For Hope’s second attempt a few hours later, our nurse decided she should be the next one to try. After all, she’s had almost 10 years of experience getting babies back to bottles after feeding tubes. I, on the other hand, was just my baby’s mother who had been feeding her around the clock for the past 2.5 months. What did I know?
The nurse started with a nipple that was completely unfamiliar to Hope, who was using a special nipple to overcome her tongue protrusion and low muscle tone. I insisted that she use what Hope is used to, and she insisted back that babies love the nipple she was using. But Hope wouldn’t even open her mouth for it, and so the nurse reluctantly tried our bottle, and again Hope wouldn’t open her mouth. Plain and simple, Hope did not want to eat from this nurse. Hope gagged at the milk being forcefully spilled onto her tongue, and that was it. Attempt two, fail.
The feeding therapist had left for the day, and so we had to wait until regular business hours the following day to try for a third time. I asked if we could take the NG tube out of Hope’s nose for this attempt, thinking maybe that breathing through a stuffed nostril and swallowing with a tube down her throat could be distracting her, but I was denied this request. And so again I tried to bottle-feed my daughter, and although she did a little better than she had the day before, she only took a small bit before coming at the bottle desperately and coughing. The therapist said we could try again later in the day for a specially granted fourth and final attempt, and that was the winner.
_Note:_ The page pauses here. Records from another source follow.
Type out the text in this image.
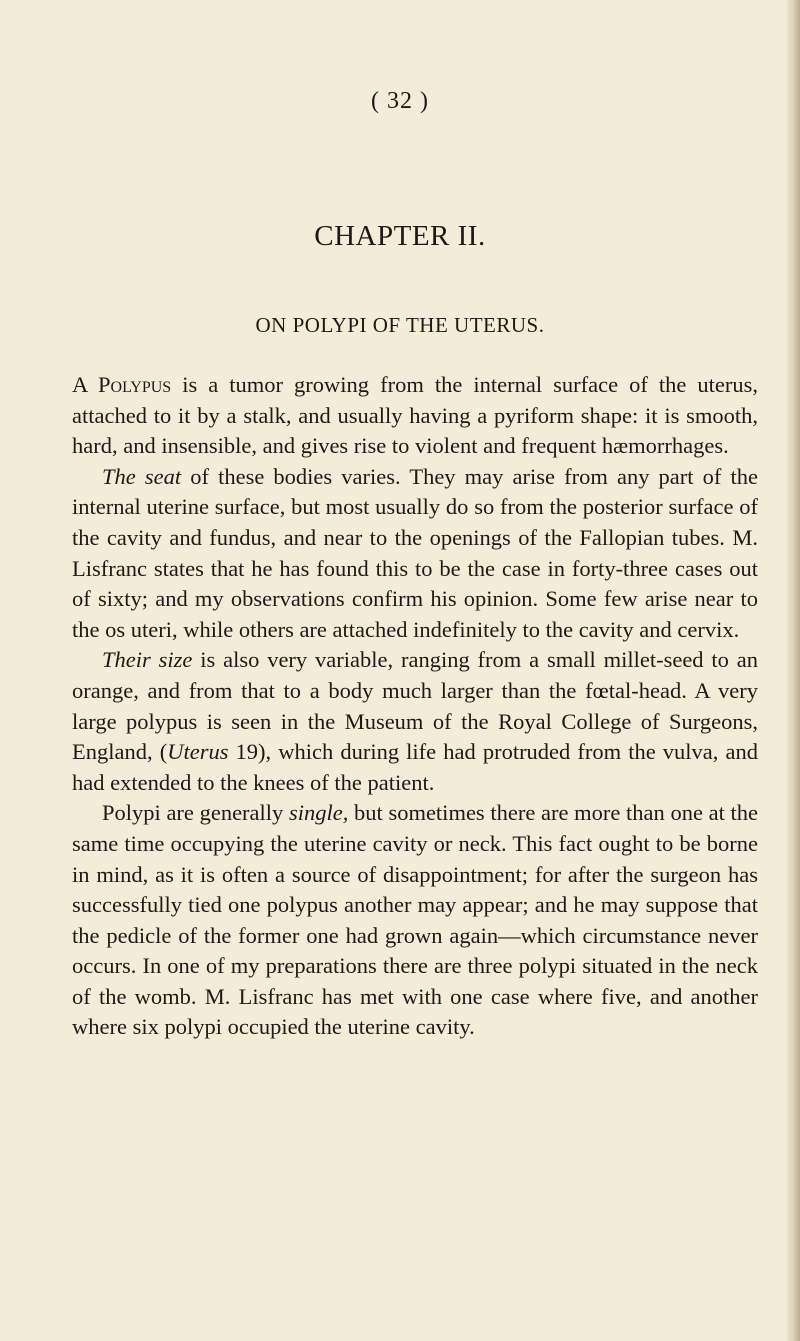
( 32 )
CHAPTER II.
ON POLYPI OF THE UTERUS.

A Polypus is a tumor growing from the internal surface of the uterus, attached to it by a stalk, and usually having a pyriform shape: it is smooth, hard, and insensible, and gives rise to violent and frequent hæmorrhages.

The seat of these bodies varies. They may arise from any part of the internal uterine surface, but most usually do so from the posterior surface of the cavity and fundus, and near to the openings of the Fallopian tubes. M. Lisfranc states that he has found this to be the case in forty-three cases out of sixty; and my observations confirm his opinion. Some few arise near to the os uteri, while others are attached indefinitely to the cavity and cervix.

Their size is also very variable, ranging from a small millet-seed to an orange, and from that to a body much larger than the fœtal-head. A very large polypus is seen in the Museum of the Royal College of Surgeons, England, (Uterus 19), which during life had protruded from the vulva, and had extended to the knees of the patient.

Polypi are generally single, but sometimes there are more than one at the same time occupying the uterine cavity or neck. This fact ought to be borne in mind, as it is often a source of disappointment; for after the surgeon has successfully tied one polypus another may appear; and he may suppose that the pedicle of the former one had grown again—which circumstance never occurs. In one of my preparations there are three polypi situated in the neck of the womb. M. Lisfranc has met with one case where five, and another where six polypi occupied the uterine cavity.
Hope did it.
We continued to bottle-feed here and there during the day, supplementing throughout the day and night with the NG tube, but she was one step closer to coming home.

Hope on just a nasal cannula the day we moved from the PCICU to 6 Tower
Although babies can be discharged from the PCICU with a feeding tube, respiratory therapy is a bit stricter. She couldn’t be moved to the inpatient cardiac unit (“6 Tower”) until she could maintain a healthy respiratory rate on her own. We met our last PCICU nurse 6 days after Hope’s operation, and when she found out that CPAP was what was keeping Hope from moving on, she was determined to wean her off. This nurse was our hero. She kept the respiratory therapist on a strict schedule, coordinated with Hope’s doctors, and by the next day, Hope no longer had the crutch of CPAP.
Hope graduated to 6 Tower that night. We didn’t know it then, but one single day filled with a few diagnostic tests was all that stood between us and our hospital discharge.